Le syndicat américain SAG-AFTRA, qui représente plus de 160 000 acteurs, est entré en avril 2026 dans une phase critique de négociation avec les studios hollywoodiens. Au cœur des revendications : une « Tilly tax » sur les personnages générés par IA, du nom de la première actrice virtuelle à avoir été présentée à un grand festival. Le précédent contrat expire en juin. Tour d’horizon d’un dossier qui peut redéfinir les économies du cinéma.
Qu’est-ce que la « Tilly tax »
Le principe : chaque fois qu’un studio utilise un personnage entièrement généré par IA dans un film ou une série, une taxe revient à un fonds géré par le syndicat. Le fonds servirait à financer la formation, la santé et les retraites des acteurs humains.
Le montant exact reste en négociation.

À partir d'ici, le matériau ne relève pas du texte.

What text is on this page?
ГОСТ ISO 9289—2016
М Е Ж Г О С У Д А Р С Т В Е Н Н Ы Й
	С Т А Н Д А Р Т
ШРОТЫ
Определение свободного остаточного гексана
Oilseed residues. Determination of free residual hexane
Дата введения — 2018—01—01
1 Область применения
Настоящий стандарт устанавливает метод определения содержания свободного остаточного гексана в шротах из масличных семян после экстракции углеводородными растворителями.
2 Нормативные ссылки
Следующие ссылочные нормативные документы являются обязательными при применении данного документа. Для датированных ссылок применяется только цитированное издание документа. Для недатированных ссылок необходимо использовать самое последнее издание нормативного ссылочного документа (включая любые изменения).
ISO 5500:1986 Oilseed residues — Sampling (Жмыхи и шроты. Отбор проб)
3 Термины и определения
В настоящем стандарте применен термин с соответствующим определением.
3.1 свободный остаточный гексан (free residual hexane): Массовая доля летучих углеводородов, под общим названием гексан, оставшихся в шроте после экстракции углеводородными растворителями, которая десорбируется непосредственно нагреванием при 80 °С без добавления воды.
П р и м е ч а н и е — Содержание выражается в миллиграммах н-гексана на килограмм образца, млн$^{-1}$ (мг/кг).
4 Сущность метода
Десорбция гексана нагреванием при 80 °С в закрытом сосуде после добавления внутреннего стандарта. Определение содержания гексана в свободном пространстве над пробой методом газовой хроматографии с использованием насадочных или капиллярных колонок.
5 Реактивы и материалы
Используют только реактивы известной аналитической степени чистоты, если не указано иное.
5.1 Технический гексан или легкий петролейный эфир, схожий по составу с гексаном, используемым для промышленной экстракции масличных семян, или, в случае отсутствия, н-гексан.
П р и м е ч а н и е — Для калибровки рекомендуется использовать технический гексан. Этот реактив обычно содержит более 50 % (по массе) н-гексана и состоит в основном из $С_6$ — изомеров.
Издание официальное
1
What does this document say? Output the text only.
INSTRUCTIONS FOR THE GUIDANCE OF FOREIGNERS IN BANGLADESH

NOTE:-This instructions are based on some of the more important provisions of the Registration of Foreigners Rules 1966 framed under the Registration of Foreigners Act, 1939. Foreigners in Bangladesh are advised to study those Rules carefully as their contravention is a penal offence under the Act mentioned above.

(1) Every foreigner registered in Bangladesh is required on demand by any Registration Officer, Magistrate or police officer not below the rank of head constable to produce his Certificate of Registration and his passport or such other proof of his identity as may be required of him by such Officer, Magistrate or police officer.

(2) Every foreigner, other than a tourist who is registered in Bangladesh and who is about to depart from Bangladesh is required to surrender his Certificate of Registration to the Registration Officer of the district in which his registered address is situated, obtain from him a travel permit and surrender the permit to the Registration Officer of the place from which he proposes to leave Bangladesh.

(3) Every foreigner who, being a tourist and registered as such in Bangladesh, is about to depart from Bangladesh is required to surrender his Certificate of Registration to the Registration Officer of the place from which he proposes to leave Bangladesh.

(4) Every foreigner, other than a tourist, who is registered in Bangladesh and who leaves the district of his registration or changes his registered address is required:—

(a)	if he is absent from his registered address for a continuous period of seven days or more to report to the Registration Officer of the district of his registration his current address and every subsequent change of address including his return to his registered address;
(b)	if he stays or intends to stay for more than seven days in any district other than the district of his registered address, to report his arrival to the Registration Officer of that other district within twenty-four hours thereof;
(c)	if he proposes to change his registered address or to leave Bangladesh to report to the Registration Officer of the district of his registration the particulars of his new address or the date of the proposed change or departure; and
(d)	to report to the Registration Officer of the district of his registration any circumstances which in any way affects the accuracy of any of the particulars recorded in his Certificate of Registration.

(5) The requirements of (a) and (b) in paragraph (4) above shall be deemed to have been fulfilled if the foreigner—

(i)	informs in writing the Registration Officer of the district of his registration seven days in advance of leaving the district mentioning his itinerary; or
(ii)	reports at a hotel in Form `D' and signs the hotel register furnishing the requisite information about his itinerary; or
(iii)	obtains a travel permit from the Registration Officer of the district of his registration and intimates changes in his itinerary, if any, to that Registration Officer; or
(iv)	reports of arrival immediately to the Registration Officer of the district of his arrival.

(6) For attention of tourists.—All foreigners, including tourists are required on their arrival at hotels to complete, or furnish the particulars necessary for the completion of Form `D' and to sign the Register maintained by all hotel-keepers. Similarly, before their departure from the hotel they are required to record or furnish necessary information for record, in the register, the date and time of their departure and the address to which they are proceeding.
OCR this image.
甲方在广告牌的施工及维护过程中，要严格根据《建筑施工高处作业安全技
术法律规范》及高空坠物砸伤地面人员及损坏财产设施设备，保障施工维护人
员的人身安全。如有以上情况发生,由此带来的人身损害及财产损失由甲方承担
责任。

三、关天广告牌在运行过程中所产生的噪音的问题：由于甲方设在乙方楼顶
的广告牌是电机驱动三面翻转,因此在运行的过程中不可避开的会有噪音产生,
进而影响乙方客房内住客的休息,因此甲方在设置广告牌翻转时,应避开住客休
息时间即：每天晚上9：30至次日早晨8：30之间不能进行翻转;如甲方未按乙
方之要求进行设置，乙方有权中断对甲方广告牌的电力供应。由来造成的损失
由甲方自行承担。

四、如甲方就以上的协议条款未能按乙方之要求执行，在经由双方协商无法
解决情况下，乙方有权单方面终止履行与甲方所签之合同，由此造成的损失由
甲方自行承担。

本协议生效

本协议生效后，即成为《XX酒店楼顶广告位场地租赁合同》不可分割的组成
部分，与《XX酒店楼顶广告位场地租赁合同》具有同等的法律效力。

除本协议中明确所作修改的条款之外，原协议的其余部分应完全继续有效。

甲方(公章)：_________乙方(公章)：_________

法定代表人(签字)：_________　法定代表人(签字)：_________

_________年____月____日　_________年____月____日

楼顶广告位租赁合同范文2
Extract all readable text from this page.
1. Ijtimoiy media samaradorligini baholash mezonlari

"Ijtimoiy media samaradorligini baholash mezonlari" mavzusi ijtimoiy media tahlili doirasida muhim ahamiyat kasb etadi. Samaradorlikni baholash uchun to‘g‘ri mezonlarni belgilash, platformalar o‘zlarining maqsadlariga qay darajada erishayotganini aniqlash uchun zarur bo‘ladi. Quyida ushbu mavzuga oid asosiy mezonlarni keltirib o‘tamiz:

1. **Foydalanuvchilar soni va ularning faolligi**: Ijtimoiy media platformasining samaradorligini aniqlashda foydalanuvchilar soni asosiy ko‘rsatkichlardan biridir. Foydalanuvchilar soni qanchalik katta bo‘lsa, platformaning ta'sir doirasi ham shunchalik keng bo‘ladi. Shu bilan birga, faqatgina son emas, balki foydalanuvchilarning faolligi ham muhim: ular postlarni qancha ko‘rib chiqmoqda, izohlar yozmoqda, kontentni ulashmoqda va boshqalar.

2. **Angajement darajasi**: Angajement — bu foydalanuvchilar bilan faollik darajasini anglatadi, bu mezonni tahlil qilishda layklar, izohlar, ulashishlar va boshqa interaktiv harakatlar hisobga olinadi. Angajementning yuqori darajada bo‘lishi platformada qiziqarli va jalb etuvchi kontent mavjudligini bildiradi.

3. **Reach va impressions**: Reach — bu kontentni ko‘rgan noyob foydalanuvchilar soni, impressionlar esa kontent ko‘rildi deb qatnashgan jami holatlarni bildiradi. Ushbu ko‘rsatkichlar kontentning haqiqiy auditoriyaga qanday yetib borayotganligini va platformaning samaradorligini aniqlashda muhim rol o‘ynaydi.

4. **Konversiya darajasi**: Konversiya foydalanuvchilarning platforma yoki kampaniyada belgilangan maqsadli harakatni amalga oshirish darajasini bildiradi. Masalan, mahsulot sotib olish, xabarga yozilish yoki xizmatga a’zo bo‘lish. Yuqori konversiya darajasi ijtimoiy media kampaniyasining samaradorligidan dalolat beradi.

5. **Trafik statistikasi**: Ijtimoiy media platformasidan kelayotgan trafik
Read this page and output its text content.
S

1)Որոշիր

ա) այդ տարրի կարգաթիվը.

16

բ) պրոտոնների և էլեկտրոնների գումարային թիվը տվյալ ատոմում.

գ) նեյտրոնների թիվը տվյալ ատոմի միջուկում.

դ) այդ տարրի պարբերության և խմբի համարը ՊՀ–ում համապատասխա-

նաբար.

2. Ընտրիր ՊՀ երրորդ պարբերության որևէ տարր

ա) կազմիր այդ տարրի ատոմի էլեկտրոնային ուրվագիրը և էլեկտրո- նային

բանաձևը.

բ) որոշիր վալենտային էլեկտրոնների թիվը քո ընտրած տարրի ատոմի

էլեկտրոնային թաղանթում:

Les premières propositions évoquent 10 à 20% du budget alloué à la production du personnage IA, avec un plafond et des seuils selon le type de production.
Le contexte : Val Kilmer et les replicas
L’actualité a accéléré le sujet. Val Kilmer, décédé en 2025, doit apparaître dans un nouveau film en 2026 sous forme de réplique IA, avec l’accord de sa famille. La famille Tupac négocie aussi des deals similaires pour des concerts holographiques.
Côté musique, Warner Music a réglé en novembre 2025 avec Suno et Udio des accords de licence avec opt-in artistes. Universal a fait de même avec Udio en octobre. Sony reste en procès.
Le NO FAKES Act au Congrès
Le NO FAKES Act, qui établirait un droit fédéral à contrôler les répliques IA de sa voix et de son apparence, a été réintroduit au Congrès mais n’est pas voté. Le projet bénéficie du soutien bipartisan mais peine à avancer face au lobbying des plateformes.
Sans loi fédérale, les acteurs s’appuient sur les contrats de leurs syndicats et les législations état par état (Tennessee ELVIS Act, Californie AB 2602).
Ce que les studios acceptent et refusent
Sur le consentement et la rémunération en cas d’utilisation d’une réplique numérique d’un acteur vivant ou décédé, un terrain d’entente existe. Sur la « Tilly tax » pure (taxer les personnages 100% IA), les studios résistent : ils craignent de payer pour une production qui ne mobilise aucun acteur humain.
L’issue probable : un compromis qui combine consentement renforcé, déclaration obligatoire d’usage IA dans les génériques et fonds de transition sectoriel.
❓ Questions fréquentes
Quel impact pour les acteurs français ?
Les négociations SAG-AFTRA concernent les productions américaines. En France, la SACD et le SNAC suivent le dossier de près. Une convention collective française intégrant des dispositions similaires (consentement, rémunération supplémentaire pour l’IA) est en discussion pour 2026-2027.
Les studios utilisent-ils déjà des acteurs IA ?
Oui, principalement pour les seconds rôles, le rajeunissement numérique (Indiana Jones 5) ou la résurrection (Star Wars Rogue One). Les premiers rôles 100% IA restent rares mais des projets comme l’apparition de Val Kilmer ouvrent la voie.
L’IA va-t-elle remplacer les acteurs ?
Pas à grande échelle dans les 5 ans. Les acteurs IA peinent encore sur l’émotion subtile et la performance physique complexe. En revanche, doublures, foules numériques et seconds rôles génériques sont déjà largement automatisables.